Overall global losses total only third of 10-year average
Catastrophe losses for the first half of 2012 were about one third of the 10-year average, according to the latest report by Munich Re.
Overall global losses up to the end of June 2012 were $26 billion. Approximately $12 billion of those were insured, 85% of which were incurred in the US as a result of tornadoes and wildfires.The 10-year average for total losses during the first six months is $75.6 billion, and $19.2bn for insured losses.
The relatively small amount of damage has helped to offset the high losses from the first half of last year following earthquakes in Japan and New Zealand. Overall losses for the first half of 2011 were $302 billion, and insured losses were just under $82 billion.

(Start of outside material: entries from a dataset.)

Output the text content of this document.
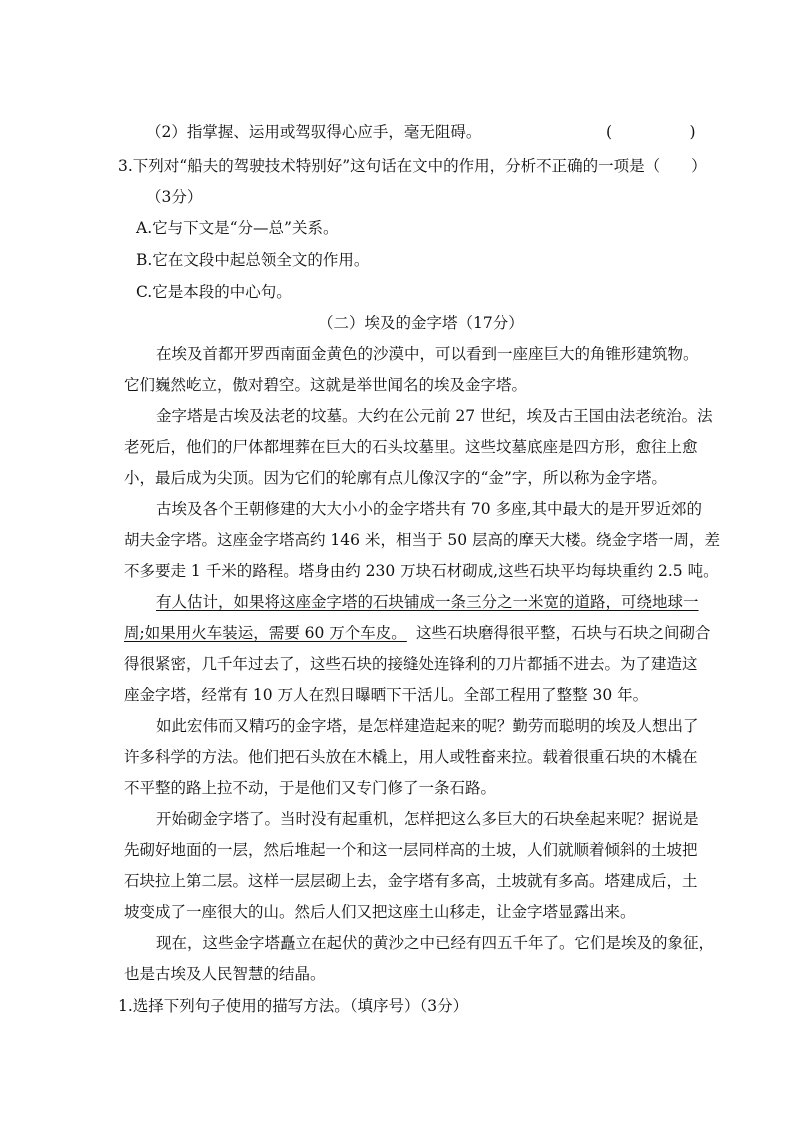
（2）指掌握、运用或驾驭得心应手，毫无阻碍。	(　　　　　)
3.下列对“船夫的驾驶技术特别好”这句话在文中的作用，分析不正确的一项是（　　）
（3分）
A.它与下文是“分—总”关系。
B.它在文段中起总领全文的作用。
C.它是本段的中心句。
（二）埃及的金字塔（17分）
在埃及首都开罗西南面金黄色的沙漠中，可以看到一座座巨大的角锥形建筑物。
它们巍然屹立，傲对碧空。这就是举世闻名的埃及金字塔。
金字塔是古埃及法老的坟墓。大约在公元前 27 世纪，埃及古王国由法老统治。法
老死后，他们的尸体都埋葬在巨大的石头坟墓里。这些坟墓底座是四方形，愈往上愈
小，最后成为尖顶。因为它们的轮廓有点儿像汉字的“金”字，所以称为金字塔。
古埃及各个王朝修建的大大小小的金字塔共有 70 多座,其中最大的是开罗近郊的
胡夫金字塔。这座金字塔高约 146 米，相当于 50 层高的摩天大楼。绕金字塔一周，差
不多要走 1 千米的路程。塔身由约 230 万块石材砌成,这些石块平均每块重约 2.5 吨。
有人估计，如果将这座金字塔的石块铺成一条三分之一米宽的道路，可绕地球一
周;如果用火车装运，需要 60 万个车皮。 这些石块磨得很平整，石块与石块之间砌合
得很紧密，几千年过去了，这些石块的接缝处连锋利的刀片都插不进去。为了建造这
座金字塔，经常有 10 万人在烈日曝晒下干活儿。全部工程用了整整 30 年。
如此宏伟而又精巧的金字塔，是怎样建造起来的呢？勤劳而聪明的埃及人想出了
许多科学的方法。他们把石头放在木橇上，用人或牲畜来拉。载着很重石块的木橇在
不平整的路上拉不动，于是他们又专门修了一条石路。
开始砌金字塔了。当时没有起重机，怎样把这么多巨大的石块垒起来呢？据说是
先砌好地面的一层，然后堆起一个和这一层同样高的土坡，人们就顺着倾斜的土坡把
石块拉上第二层。这样一层层砌上去，金字塔有多高，土坡就有多高。塔建成后，土
坡变成了一座很大的山。然后人们又把这座土山移走，让金字塔显露出来。
现在，这些金字塔矗立在起伏的黄沙之中已经有四五千年了。它们是埃及的象征，
也是古埃及人民智慧的结晶。
1.选择下列句子使用的描写方法。（填序号）（3分）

The half-year report revealed that there were around 450 natural hazard loss events during the first half of the year, slightly above the six-month average of 395, with no major catastrophes on the scale of those reported in 2011.
“Losses in the first half of 2012 were comparatively low,” said Munich Re board member, Torsten Jeworrek.
“It is in line with expectations that extreme and more moderate years will balance each other out in the course of time.
“The role of insurers is to set premiums appropriate to the risk in the long-term, taking into account all such fluctuations.
“In this respect, insurers can also do something towards mitigating the loss burdens by providing comprehensive information and offering specific prevention incentives for reducing the vulnerability of buildings and infrastructure to damage.”